A SOMESE ainda não possuía sede própria, suas reuniões aconteciam na Biblioteca Pública e no Instituto Histórico e Geográfico de Sergipe e somente em 1968, na administração de Hugo Gurgel, com a ajuda do Governador Lourival Baptista, isso vem a acontecer. À frente da SOMESE até 1969, Hugo conta com o apoio de valorosos companheiros, como Alexandre Menezes, Gileno Lima, José Leite Primo e Dalmo Melo.

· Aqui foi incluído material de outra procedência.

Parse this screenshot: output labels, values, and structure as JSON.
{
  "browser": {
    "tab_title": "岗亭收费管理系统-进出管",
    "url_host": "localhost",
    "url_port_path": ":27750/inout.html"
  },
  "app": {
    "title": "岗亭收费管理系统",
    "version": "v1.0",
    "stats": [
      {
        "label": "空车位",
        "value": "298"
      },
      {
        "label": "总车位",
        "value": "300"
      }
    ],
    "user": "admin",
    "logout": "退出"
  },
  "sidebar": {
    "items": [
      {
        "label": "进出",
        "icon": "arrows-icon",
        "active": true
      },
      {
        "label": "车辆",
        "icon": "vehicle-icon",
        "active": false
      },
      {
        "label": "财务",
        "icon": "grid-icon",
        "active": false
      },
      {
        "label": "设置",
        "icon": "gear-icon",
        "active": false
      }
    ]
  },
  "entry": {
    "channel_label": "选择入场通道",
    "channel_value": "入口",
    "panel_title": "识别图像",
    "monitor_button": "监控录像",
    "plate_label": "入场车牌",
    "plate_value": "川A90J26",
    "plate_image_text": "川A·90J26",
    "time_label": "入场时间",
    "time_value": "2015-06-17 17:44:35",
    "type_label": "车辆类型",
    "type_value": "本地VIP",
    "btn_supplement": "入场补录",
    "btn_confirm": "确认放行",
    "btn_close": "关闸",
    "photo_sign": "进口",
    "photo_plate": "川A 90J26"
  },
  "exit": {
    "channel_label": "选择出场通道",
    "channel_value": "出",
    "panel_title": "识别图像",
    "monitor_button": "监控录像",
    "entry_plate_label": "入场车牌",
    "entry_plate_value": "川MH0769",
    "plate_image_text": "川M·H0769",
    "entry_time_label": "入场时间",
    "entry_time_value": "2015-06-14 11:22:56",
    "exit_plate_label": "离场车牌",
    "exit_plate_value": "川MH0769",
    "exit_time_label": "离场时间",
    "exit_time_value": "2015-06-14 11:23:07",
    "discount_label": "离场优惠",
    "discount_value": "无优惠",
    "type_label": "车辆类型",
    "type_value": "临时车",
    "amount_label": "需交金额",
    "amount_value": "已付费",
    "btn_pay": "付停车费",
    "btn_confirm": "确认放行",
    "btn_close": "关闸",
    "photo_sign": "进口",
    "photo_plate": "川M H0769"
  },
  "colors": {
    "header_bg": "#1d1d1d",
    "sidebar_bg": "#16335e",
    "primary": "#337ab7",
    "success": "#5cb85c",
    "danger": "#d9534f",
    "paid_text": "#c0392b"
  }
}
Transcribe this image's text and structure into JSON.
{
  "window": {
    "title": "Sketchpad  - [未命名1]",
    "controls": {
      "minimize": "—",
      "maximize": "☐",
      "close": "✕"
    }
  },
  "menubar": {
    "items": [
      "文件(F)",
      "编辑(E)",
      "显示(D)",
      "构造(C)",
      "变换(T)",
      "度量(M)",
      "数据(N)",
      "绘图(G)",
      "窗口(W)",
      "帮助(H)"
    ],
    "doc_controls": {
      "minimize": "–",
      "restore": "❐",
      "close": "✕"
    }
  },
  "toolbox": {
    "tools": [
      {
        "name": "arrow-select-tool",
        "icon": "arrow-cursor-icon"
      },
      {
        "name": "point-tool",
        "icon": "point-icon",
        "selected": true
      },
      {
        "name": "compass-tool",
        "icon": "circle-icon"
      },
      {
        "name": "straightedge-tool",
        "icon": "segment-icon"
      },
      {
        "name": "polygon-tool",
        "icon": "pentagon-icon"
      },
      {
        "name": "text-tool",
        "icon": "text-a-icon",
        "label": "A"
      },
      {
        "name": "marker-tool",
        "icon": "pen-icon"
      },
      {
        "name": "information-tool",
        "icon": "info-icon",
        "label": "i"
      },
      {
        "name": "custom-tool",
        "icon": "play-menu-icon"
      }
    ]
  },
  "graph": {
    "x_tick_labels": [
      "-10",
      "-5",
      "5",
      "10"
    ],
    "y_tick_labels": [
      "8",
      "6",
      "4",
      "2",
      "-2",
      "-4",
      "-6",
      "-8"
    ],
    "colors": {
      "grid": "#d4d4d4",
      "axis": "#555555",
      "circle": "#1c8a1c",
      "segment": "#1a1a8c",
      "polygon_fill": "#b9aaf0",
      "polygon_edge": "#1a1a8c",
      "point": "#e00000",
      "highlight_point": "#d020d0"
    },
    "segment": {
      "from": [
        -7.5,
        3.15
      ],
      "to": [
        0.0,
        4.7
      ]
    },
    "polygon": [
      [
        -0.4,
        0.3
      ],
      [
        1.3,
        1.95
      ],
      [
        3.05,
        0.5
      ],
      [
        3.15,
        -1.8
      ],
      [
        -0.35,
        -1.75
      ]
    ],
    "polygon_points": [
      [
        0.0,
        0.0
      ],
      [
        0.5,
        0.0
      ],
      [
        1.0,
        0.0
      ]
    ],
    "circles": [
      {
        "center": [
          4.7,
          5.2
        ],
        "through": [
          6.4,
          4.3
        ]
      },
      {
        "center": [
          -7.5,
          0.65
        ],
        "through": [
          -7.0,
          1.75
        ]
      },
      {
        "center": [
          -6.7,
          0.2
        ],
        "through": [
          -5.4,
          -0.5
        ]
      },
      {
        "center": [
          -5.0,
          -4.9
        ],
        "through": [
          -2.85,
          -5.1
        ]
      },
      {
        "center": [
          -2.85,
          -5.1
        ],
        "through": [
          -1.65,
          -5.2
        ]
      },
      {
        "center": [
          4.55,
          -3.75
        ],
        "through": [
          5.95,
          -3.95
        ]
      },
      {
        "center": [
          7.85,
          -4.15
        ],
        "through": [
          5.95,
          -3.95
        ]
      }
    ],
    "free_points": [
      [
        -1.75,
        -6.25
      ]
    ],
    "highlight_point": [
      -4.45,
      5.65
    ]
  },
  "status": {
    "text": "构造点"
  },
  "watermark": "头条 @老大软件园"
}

A SOMESE participa ainda dos primeiros passos para a fundação do Sindicato dos Médicos, criado na década de 60 e apoia a instalação da Unimed Aracaju, fundada em 1984. Nos primeiros anos, essas duas instituições funcionaram gratuitamente na sede da Somese. A tradicional entidade ainda tem participação decisiva e fundamental para a fundação da Academia Sergipana de Medicina, ocorrida no final do século XX – 9 de dezembro de 1994 -, graças à determinação e ao esforço do médico Gileno da Silveira Lima. Ainda hoje a Academia funciona na sede da SOMESE, com seu total e irrestrito apoio.
As diretorias da SOMESE que se sucedem de Hugo Gurgel até então, cada uma com suas características e realizações, menos ou mais empreendedoras, vêm mantendo acesa a chama do associativismo médico, com inestimáveis serviços prestados à comunidade. No momento em que se comemora essa efeméride, não custa cobrar dos colegas médicos o compromisso em prestigiá-la, participando com entusiasmo da vida de sua entidade maior.
Traçando um paralelo histórico, não foi por acaso que as duas maiores conquistas da medicina sergipana do século passado, a meu ver, o Hospital de Cirurgia e a Faculdade de Medicina, tiveram como fundadores respectivamente presidentes da Somese de então, em pleno exercício de suas funções: os doutores Augusto Leite, comandando a Sociedade de Medicina e Cirurgia e Antônio Garcia Filho, liderando a Sociedade Médica de Sergipe. Difícil imaginar o grande desenvolvimento da Medicina sergipana nos nossos tempos sem a presença marcante, atuante, agregadora e decisiva da SOMESE.